Unquestionably there would have been a larger crowd in Fitzgerald Stadium, between the natives unwilling to travel over the county bounds and Leesiders heading down for the atmosphere and occasion, but the gap between the counties was clearly off-putting. That Cork were staggering 14-1 long shots reflected the harrowing 18 months since Mark Keane grabbed a dramatic late winner during the Covid disrupted 2020 championship.

Since then, the Rebels were beaten in a home Munster final they failed to deliver in, shipped a record-beating humiliation from Kerry in Killarney, changed managers and were fortunate to escape relegation to Division 3 again. A share of the players who stunned Kerry two years ago started on Saturday: Brian Hurley, John O'Rourke, Mattie Taylor Mícheál Aodh Martin, Maurice Shanley, Kevin Flahive, Kevin O'Donovan, Ian Maguire, Sean Powter and Colm O'Callaghan.

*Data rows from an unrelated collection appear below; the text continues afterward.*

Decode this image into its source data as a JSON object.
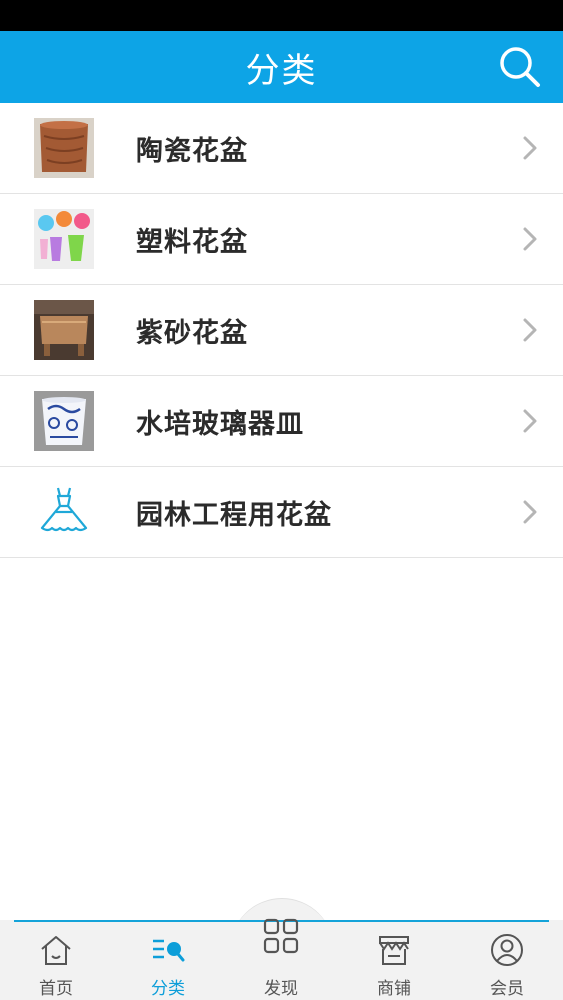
{
  "header": {
    "title": "分类"
  },
  "categories": [
    {
      "label": "陶瓷花盆",
      "thumb": "terracotta-pot"
    },
    {
      "label": "塑料花盆",
      "thumb": "plastic-pots"
    },
    {
      "label": "紫砂花盆",
      "thumb": "purple-clay-pot"
    },
    {
      "label": "水培玻璃器皿",
      "thumb": "blue-white-porcelain"
    },
    {
      "label": "园林工程用花盆",
      "thumb": "dress-icon"
    }
  ],
  "tabbar": {
    "tabs": [
      {
        "label": "首页",
        "icon": "home-icon",
        "active": false
      },
      {
        "label": "分类",
        "icon": "category-icon",
        "active": true
      },
      {
        "label": "发现",
        "icon": "grid-icon",
        "active": false
      },
      {
        "label": "商铺",
        "icon": "store-icon",
        "active": false
      },
      {
        "label": "会员",
        "icon": "user-icon",
        "active": false
      }
    ]
  },
  "colors": {
    "brand": "#0da4e6",
    "active_tab": "#0d9ed9"
  }
}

Seán Meehan would have been there too if he wasn't injured.

Mark Keane of course opted for hurling after turning his back on the AFL but was this week quoted in Australia about being interested in a return to Collingwood. It's not a huge turnover of players though Cork did opt for two rookies in defence, Éire Óg's Cooper and Maguire (Castlehaven). Neither were out of their depth.

Cork football has seemingly been cursed by injuries at all levels. The U20s went down to Kerry last month shorn, among others, Jack Lawton, Eoghan Nash, Conor Corbett, Hugh O'Connor and more due to a variety of injuries. Clyda Rovers sharpshooter Corbett would have been in the senior squad if he didn't damage his cruciate last season, though he's nearing a return.

When all those promising youngsters return to fitness there's the nucleus of a Cork squad that could become competitive again in Munster. But this showed there's still a bit to go.